Which is why today’s enforcer has to be more like Ryan Reaves, a hybrid of equal parts power forward and sheriff. Being tough isn’t good enough anymore. Teams expect “heavies” to forecheck, create traffic, add points, and knock opponents on their ass.
None of us really love it. We do it because we’re good at it. You work on the other part of the game, because that’s what will keep you around. You work twice, three times as hard on being a better hockey player every single day so you can contribute. -Thornton
I had a chance to catch up with longtime league enforcer Shawn Thornton after last week’s Florida Panthers and Golden Knights game. Thornton was one of the league’s most lethal weapons on the ice. He protected some of the league’s elite from Teemu Selanne, Patrice Bergeron, and Jaromir Jagr. In 14 NHL seasons, Thornton participated in 158 fights, including one with Reaves.
He’s arguably the toughest guy in the league, but the fact he can play the game and contribute that’s what makes him valuable. That’s where the game is nowadays. There were a lot of players that were pushed out, he was not one of them. Rightfully so. He can contribute to the game and not just for what we’re known for doing. -Thornton
Thornton stressed Reaves isn’t close to the same style of player that he was. In his playing days, a thumper wasn’t expected to be well-rounded. Today’s game requires all players to be multi-dimensional on the ice, like Reaves has been.
In my opinion, intimidation is a part of life. When you’re in an arena that’s two hundred by eighty-five with no out of bounds, it’s amplified. I think there will always be a space in hockey. Sometimes it’s a pressure cooker and a fight will be the thing that pops the top off… but there’s no more room in the league for a one-dimensional guy, and I’m actually very okay with that. -Thornton
Like Reaves, Thornton was able to get his team and fans up on their feet with one chirp, hit, or knockout.

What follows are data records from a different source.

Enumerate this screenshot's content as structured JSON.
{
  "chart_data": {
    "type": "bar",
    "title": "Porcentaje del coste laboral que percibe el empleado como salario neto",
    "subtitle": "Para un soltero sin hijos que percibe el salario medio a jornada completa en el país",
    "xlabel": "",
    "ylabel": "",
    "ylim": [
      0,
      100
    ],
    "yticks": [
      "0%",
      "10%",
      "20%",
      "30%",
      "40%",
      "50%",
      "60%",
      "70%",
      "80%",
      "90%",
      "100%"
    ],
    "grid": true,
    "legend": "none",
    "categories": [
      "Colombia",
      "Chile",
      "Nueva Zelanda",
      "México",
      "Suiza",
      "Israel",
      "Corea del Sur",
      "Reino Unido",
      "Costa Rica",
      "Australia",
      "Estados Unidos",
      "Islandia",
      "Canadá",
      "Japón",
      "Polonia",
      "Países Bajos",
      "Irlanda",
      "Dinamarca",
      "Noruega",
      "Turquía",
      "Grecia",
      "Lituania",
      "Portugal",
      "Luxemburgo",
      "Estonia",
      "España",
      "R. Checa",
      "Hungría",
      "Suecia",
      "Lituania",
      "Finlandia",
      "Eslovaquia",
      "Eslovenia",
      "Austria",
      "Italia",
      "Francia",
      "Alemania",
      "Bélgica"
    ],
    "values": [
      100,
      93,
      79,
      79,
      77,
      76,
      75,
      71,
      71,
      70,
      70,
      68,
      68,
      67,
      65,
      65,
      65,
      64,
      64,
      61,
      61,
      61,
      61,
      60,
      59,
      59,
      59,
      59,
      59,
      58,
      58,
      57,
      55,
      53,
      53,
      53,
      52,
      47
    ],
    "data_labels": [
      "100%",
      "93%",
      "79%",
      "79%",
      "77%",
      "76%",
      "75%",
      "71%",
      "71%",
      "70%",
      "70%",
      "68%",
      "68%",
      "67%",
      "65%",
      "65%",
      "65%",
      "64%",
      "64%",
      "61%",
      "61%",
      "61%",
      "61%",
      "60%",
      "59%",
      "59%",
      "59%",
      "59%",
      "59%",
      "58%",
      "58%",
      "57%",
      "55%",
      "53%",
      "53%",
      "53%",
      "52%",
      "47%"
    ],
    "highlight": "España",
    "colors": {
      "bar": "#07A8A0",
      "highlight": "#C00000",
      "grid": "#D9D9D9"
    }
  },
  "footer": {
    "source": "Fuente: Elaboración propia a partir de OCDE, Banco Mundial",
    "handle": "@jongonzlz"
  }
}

He’s beloved in Boston and is the epitome of a player that’ll never have to buy his own drink again. The retired Thornton does admit he would’ve preferred spending less time in the sin bin and more time on the box score. I bet Reaves would agree.
Doesn’t matter who you are, you’re more excited when you score a goal then you are punching someone in the head. -Thornton
After his goal in the Western Conference final, Reaves is already on Thornton’s path to free drinks for life. In fact, it will work out even better for the Golden Knight. Anytime someone asks Reaves “what are you drinking?” He’ll reply, “Training Day. 7Five Brewing.”
Reaves will be drinking for free and making money to boot. Now that is well-rounded.